The Royal Society of Edinburgh (RSE), Scotland’s National Academy, welcomes the opportunity to respond to the Scottish Government’s consultation on a draft Scottish Biodiversity Strategy. There is increasing global recognition of the ‘twin crises’ of climate change and biodiversity loss, and Scotland has already set bold net zero targets, ushering in the need to impose correspondingly rigorous biodiversity protections. Scotland’s natural environment is internationally renowned and yet many of its species and habitats are in notable decline, reaffirming the importance of a coordinated and deliverable approach to managing biodiversity.

While we are supportive of the Strategy in principle, the RSE is concerned that 1) it defers the question of delivery too far into the future, at which point it may be too late, difficult, or costly to achieve its vision of ‘substantially restored and regenerated biodiversity across [Scotland’s] land, freshwater, and seas’ by 2045; and 2) it lacks an actionable and focused framework for delivery. Such a framework must be founded on the following essential criteria: a baseline; a timeframe; a target; an appropriately costed action plan; an analysis of how these actions will deliver benefits; clear lines of accountability; recourse to legal enforcement; and regular and transparent monitoring.


While the Strategy’s vision for biodiversity is necessary and laudable, it will remain unrealised in the absence of a clearly articulated, measurable, and enforceable delivery plan. On the topic of delivery, there should be an unequivocal commitment to the co-production of delivery mechanisms with local communities.

There is a need for an early formulation of changes to key policies and delivery instruments which most affect biodiversity – including across the agriculture, forestry and renewable energy sectors – to ensure that the Strategy will translate into tangible benefits for biodiversity.
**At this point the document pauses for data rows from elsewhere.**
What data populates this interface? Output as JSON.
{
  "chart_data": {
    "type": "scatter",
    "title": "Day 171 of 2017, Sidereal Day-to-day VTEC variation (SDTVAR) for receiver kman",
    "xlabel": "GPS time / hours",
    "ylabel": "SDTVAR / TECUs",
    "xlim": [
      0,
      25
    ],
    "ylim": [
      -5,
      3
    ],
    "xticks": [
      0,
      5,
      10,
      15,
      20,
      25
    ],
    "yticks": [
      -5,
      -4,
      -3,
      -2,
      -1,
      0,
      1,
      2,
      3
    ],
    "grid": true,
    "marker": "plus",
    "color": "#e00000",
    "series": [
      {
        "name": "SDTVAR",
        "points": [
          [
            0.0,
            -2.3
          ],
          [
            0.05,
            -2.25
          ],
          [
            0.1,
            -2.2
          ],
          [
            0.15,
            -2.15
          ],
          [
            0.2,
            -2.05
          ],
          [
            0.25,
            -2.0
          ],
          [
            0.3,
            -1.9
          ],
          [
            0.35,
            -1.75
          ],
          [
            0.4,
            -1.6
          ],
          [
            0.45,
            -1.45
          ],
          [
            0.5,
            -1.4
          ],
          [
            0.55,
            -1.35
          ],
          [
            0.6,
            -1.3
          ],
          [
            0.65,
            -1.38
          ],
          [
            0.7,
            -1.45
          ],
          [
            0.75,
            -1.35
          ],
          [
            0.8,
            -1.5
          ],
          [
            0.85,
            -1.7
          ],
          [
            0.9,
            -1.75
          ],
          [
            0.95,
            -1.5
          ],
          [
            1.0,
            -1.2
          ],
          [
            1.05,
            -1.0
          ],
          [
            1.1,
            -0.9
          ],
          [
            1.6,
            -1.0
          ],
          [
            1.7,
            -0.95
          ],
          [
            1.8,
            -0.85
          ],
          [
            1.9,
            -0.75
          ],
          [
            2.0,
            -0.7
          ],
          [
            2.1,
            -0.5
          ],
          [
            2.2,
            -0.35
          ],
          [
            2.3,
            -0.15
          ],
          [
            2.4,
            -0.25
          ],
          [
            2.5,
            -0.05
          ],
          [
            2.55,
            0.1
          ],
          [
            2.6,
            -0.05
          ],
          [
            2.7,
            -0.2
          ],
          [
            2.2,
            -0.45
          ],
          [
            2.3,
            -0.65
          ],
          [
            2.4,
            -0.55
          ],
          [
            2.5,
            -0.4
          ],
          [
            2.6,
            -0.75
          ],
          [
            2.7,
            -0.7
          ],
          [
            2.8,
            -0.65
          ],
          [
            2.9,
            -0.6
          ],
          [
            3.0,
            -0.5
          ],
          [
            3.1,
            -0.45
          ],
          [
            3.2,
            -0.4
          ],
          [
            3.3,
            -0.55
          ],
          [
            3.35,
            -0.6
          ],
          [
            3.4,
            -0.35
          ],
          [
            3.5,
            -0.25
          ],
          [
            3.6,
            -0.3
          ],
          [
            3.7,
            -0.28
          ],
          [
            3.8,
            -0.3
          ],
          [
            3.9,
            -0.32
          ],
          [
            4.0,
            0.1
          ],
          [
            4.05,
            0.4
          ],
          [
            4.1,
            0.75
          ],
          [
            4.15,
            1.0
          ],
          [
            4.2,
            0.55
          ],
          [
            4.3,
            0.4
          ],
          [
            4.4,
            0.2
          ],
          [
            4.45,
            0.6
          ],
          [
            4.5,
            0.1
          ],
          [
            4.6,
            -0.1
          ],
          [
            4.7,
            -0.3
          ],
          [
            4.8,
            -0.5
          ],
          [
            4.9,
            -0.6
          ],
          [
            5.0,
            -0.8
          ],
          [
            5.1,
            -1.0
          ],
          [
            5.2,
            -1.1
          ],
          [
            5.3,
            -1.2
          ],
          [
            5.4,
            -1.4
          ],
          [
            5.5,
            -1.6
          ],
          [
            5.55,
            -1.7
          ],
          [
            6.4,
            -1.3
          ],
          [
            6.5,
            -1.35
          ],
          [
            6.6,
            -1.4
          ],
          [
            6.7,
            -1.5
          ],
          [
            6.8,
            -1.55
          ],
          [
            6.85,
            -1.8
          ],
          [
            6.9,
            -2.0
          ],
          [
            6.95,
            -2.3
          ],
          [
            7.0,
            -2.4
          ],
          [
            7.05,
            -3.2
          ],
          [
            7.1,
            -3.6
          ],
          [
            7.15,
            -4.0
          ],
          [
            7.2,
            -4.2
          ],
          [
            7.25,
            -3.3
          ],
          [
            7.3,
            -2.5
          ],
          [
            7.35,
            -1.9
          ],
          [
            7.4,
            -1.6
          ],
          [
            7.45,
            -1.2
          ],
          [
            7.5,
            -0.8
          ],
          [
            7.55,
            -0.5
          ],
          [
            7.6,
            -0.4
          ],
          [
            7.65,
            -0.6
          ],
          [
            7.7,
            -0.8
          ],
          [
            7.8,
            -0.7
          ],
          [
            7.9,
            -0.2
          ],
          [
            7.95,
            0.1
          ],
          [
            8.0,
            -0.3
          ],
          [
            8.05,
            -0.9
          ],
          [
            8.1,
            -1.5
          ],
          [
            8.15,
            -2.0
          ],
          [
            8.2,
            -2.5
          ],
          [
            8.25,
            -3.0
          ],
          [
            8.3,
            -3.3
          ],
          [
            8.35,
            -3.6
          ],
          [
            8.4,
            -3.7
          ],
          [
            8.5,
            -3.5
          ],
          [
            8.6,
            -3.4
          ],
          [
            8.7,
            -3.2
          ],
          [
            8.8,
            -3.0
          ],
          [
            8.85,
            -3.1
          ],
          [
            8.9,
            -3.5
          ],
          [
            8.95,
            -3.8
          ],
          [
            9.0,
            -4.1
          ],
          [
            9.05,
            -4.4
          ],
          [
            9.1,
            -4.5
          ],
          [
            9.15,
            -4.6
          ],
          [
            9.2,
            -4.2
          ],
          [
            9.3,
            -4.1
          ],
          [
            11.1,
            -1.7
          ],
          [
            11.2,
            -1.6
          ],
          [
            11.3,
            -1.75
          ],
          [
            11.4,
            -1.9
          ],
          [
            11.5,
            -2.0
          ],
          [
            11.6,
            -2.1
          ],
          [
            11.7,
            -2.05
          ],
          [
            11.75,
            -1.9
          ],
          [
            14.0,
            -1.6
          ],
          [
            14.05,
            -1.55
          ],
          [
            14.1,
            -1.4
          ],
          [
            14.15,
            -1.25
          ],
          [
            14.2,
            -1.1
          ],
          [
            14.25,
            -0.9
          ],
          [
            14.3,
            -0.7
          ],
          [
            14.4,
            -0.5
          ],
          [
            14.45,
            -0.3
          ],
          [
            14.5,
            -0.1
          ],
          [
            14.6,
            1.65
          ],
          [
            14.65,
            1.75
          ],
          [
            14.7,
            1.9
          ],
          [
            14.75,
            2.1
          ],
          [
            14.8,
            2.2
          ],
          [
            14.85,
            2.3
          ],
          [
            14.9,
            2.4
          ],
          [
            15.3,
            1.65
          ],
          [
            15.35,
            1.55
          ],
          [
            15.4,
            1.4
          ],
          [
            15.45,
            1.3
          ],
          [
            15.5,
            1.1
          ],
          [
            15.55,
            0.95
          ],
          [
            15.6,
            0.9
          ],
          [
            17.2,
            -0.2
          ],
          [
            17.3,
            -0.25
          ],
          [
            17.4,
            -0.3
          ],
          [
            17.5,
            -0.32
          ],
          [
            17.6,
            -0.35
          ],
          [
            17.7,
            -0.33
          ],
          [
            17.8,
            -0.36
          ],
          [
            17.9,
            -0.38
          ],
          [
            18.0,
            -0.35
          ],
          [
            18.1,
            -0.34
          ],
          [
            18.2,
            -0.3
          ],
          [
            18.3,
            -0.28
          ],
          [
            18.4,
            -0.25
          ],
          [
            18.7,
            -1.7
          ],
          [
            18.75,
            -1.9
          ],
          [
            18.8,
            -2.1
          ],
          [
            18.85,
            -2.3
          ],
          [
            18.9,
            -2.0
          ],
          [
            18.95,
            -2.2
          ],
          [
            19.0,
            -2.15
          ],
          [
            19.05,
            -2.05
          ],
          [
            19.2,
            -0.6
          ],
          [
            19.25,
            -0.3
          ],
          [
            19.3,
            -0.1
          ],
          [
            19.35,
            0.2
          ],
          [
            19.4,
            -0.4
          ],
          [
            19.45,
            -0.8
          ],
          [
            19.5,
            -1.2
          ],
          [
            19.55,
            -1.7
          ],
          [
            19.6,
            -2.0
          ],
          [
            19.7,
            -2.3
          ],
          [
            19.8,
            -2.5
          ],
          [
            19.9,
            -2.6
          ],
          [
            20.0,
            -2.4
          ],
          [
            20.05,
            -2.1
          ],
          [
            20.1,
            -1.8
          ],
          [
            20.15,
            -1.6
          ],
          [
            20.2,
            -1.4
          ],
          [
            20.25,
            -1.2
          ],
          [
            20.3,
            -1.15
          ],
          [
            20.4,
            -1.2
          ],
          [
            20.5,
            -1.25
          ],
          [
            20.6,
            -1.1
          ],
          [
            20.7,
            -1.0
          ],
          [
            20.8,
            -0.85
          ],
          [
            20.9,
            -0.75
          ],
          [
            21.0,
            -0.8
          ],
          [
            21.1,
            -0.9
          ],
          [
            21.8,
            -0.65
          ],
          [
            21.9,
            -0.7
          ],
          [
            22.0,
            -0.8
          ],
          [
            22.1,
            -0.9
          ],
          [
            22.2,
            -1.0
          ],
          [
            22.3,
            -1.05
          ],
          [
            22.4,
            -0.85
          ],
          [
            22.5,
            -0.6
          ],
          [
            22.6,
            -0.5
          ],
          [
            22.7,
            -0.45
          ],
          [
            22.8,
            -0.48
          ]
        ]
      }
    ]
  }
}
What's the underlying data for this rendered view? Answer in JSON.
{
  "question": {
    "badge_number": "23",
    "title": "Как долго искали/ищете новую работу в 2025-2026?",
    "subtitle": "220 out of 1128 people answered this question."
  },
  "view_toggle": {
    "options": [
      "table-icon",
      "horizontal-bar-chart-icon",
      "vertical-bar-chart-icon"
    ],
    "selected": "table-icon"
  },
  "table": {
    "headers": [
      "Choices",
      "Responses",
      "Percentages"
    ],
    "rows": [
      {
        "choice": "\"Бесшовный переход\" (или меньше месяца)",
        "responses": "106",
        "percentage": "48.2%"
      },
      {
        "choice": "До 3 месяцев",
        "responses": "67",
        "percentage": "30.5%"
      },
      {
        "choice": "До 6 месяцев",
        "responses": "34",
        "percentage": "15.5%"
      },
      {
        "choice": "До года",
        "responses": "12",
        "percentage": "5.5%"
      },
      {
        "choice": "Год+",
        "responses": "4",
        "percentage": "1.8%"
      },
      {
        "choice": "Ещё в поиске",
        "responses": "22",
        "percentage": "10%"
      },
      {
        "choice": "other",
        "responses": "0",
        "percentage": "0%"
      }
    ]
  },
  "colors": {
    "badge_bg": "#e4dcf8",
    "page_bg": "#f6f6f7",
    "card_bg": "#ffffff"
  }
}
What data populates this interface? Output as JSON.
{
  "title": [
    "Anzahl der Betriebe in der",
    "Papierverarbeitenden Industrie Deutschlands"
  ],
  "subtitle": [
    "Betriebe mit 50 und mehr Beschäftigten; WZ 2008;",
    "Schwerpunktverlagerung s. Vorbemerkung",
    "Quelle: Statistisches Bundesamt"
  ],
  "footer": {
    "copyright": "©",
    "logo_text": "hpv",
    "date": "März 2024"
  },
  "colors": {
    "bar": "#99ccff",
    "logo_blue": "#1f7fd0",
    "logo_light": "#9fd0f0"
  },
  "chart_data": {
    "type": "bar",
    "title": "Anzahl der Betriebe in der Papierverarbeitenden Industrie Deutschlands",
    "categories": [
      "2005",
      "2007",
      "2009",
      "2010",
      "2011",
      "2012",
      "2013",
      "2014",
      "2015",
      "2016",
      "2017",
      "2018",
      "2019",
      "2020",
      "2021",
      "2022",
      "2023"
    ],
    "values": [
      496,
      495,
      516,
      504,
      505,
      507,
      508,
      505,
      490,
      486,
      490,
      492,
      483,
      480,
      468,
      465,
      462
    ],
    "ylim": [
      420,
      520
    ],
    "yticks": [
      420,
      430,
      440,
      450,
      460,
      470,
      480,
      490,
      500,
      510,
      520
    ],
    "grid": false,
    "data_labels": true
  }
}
Scotland’s terrestrial and marine environments host a mosaic of differing – and sometimes competing – activities. While no ‘one size fits all’ approach to biodiversity management will suffice, it will be important to achieve consensus around a set of key management principles and outcomes if Scotland is to successfully reconcile these competing land and marine uses for the benefit of biodiversity.  Unless we can achieve synergies between different land uses, policies, and funding mechanisms, biodiversity protection will remain fragmented in practice.

We would urge the development of a formal, structured, and professionally managed programme office and programme governance approach.

While legislation on its own cannot produce the sweeping mindset change necessary to achieve broad societal buy-in, it can nevertheless be a rapid and effective mechanism for halting destructive practices and for assuring accountability.

An effective Strategy will depend on the availability of high-quality, consistent, accurate, and spatially and historically contextualised monitoring data so that the impacts of any delivery measures are quickly understood.